Table 3. The ⁴⁰K, ¹³⁷Cs and total effective dose due to sample ingestion by adult members of the population.

Sampling Point	Ek-40 (µSv a−1)	ECs-137 (µSv a−1)	Etot (µSv a−1)
ID1	3.42	0.03	3.45
ID2	3.06	0.02	3.08
ID3	2.63	0.03	2.66
ID4	3.89	0.11	4.00
ID5	3.06	0.03	3.09
ID6	3.02	0.01	3.03

, together with the total one, ranging from 2.66 µSv a⁻¹ (ID3) to 4.00 µSv a⁻¹ (ID4), much lower than the limit set for the population (1 mSv a⁻¹) [20], as reported in Figure 3.

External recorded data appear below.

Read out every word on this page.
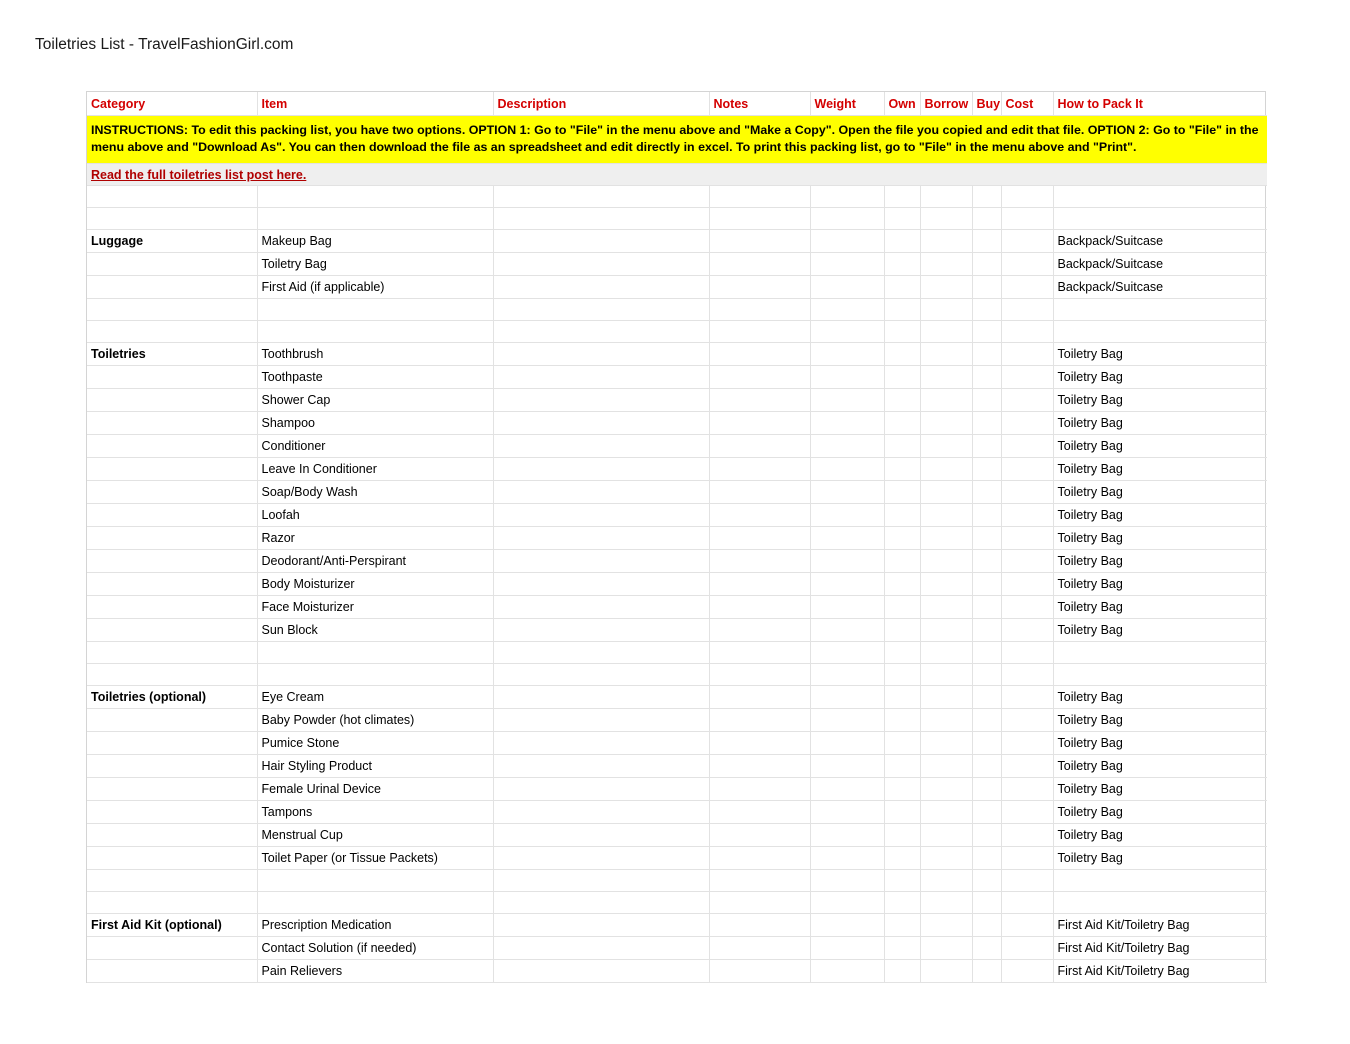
Toiletries List - TravelFashionGirl.com
Category	Item	Description	Notes	Weight	Own	Borrow	Buy	Cost	How to Pack It
INSTRUCTIONS: To edit this packing list, you have two options. OPTION 1: Go to "File" in the menu above and "Make a Copy". Open the file you copied and edit that file. OPTION 2: Go to "File" in the menu above and "Download As". You can then download the file as an spreadsheet and edit directly in excel. To print this packing list, go to "File" in the menu above and "Print".									
Read the full toiletries list post here.									

Luggage	Makeup Bag								Backpack/Suitcase
	Toiletry Bag								Backpack/Suitcase
	First Aid (if applicable)								Backpack/Suitcase

Toiletries	Toothbrush								Toiletry Bag
	Toothpaste								Toiletry Bag
	Shower Cap								Toiletry Bag
	Shampoo								Toiletry Bag
	Conditioner								Toiletry Bag
	Leave In Conditioner								Toiletry Bag
	Soap/Body Wash								Toiletry Bag
	Loofah								Toiletry Bag
	Razor								Toiletry Bag
	Deodorant/Anti-Perspirant								Toiletry Bag
	Body Moisturizer								Toiletry Bag
	Face Moisturizer								Toiletry Bag
	Sun Block								Toiletry Bag

Toiletries (optional)	Eye Cream								Toiletry Bag
	Baby Powder (hot climates)								Toiletry Bag
	Pumice Stone								Toiletry Bag
	Hair Styling Product								Toiletry Bag
	Female Urinal Device								Toiletry Bag
	Tampons								Toiletry Bag
	Menstrual Cup								Toiletry Bag
	Toilet Paper (or Tissue Packets)								Toiletry Bag

First Aid Kit (optional)	Prescription Medication								First Aid Kit/Toiletry Bag
	Contact Solution (if needed)								First Aid Kit/Toiletry Bag
	Pain Relievers								First Aid Kit/Toiletry Bag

The scenario used in the foregoing estimation of the dose by ingestion is also very conservative because the wild boar meat is not eaten raw. It is cooked and consumed immediately or preserved, thus reducing the ¹³⁷Cs content [21].

4. Conclusions

Wild boars can accumulate radionuclides; therefore, they are considered as bioindicators of environmental pollution. Differences in the wild boar meat ¹³⁷Cs level, from the six different sampling sites, can be due to the different radioactive contamination, climate and bioavailability of the radionuclide.

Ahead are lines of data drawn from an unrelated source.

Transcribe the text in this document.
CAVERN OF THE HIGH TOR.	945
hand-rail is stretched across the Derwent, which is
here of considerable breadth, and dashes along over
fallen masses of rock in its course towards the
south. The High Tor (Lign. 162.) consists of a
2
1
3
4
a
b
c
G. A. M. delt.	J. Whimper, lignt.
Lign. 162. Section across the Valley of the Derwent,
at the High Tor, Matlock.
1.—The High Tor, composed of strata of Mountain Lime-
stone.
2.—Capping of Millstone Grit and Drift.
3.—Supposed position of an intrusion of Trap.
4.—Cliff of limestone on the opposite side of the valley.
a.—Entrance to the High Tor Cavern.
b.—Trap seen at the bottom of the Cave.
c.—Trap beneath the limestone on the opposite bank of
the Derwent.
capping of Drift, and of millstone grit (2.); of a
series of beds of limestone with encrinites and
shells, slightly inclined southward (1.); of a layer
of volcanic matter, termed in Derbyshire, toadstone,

The estimation of the extent that the investigated area is contaminated and the assessment of any possible risk of radioactivity for human health due to the ingestion of wild boar meat, were performed. From obtained results, we can exclude a significant fallout radiocaesium contamination and any possible radiological health hazards for the population.

Data reported in this article will be implemented in the future with an increase of the sampling points and the number of samples analyzed.